Johnson: Well, there again Jim, I wish I was much more confident than I am. But I am somewhat confident. And I am somewhat confident largely because I see a configuration right now of events. And this might not make a whole lot of sense to some of our listeners. But number one, I think that the stock market and especially looking at individual stocks as undervalued. In other words, it's cheap. And the second thing I see is very, very widespread and intense pessimism. When you see in financial market history, when you have seen a combination of undervaluation, which I do think we see and widespread pessimism, that's usually a combination that leads to a turn in the market and better stock prices. So quite frankly, we're seeing something historically that ordinarily is associated with a turn in the stock market towards the better. And the second thing is I think we're seeing some news more recently, news on the economy, which is slowing, and also news on inflation, which we see commodity prices down 11.3% in two weeks, which suggests, look, the Federal Reserve, if they pay attention to these numbers, may not keep their foot on the brake quite as hard as they did. And if you get that combination, you get widespread pessimism, you get undervaluation, and you get the Federal Reserve trying to help some by not leaning as hard towards restraint, that's a pretty good combination for a stock market to do better. You can't guarantee it, I wish I could guarantee it. But, the only thing I can do is tell you, I've got financial history on my side and my fingers tightly crossed.
Levulis: And given what we've talked about, given the fact that markets have been relatively volatile over the past several weeks. And that, you know, we've been talking about inflation and safer investments really don't seem to be keeping up with the high inflation. What's your advice to investors right now?

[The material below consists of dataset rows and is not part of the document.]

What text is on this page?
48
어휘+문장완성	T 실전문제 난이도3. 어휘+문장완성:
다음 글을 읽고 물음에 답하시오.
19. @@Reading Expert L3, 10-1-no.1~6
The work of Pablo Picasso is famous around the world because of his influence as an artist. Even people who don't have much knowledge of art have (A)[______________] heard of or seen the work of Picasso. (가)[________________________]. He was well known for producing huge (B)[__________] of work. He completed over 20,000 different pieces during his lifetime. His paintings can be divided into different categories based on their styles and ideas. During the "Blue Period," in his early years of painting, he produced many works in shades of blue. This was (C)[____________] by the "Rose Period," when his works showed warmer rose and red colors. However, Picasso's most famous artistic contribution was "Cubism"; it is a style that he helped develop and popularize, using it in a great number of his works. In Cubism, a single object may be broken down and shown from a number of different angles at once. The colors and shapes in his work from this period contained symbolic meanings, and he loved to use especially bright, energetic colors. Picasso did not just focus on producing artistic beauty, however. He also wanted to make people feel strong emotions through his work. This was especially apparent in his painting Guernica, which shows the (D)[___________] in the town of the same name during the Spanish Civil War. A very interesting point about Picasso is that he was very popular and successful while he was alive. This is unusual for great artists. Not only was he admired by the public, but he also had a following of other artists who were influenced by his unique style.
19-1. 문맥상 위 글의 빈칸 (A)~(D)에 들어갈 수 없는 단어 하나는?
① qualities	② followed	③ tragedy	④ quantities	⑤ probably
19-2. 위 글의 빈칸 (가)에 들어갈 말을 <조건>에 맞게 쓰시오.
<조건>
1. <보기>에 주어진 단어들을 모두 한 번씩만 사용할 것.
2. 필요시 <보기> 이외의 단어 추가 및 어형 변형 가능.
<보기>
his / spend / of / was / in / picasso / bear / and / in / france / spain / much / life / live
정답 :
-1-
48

Johnson: We have the one thing you know, it's first of all, it's hard to time the markets that markets are gonna go up, the markets are gonna go down, they're gonna remain very volatile for a long period of time. The one thing that some of us that have been at this for a while have learned that, as we like to say it's time not timing. That's the secret to being successful as an investor. So don't try to time the markets. The basic thing is to have a meaningful exposure to equities, keep on having that meaningful exposure to equities. And that over time, you're likely to do quite well. It may be a tough road ahead. It certainly has been a tough road since the beginning of 2022. I'm not saying it's behind us, but it could very well be behind us. But in time, the one thing that's common to all the corrections and all the bear markets is the end, and stock prices eventually go higher and that's the one thing I would bet on. So maintain a meaningful exposure to equities. Don't try to time the markets and in time you'll be just fine.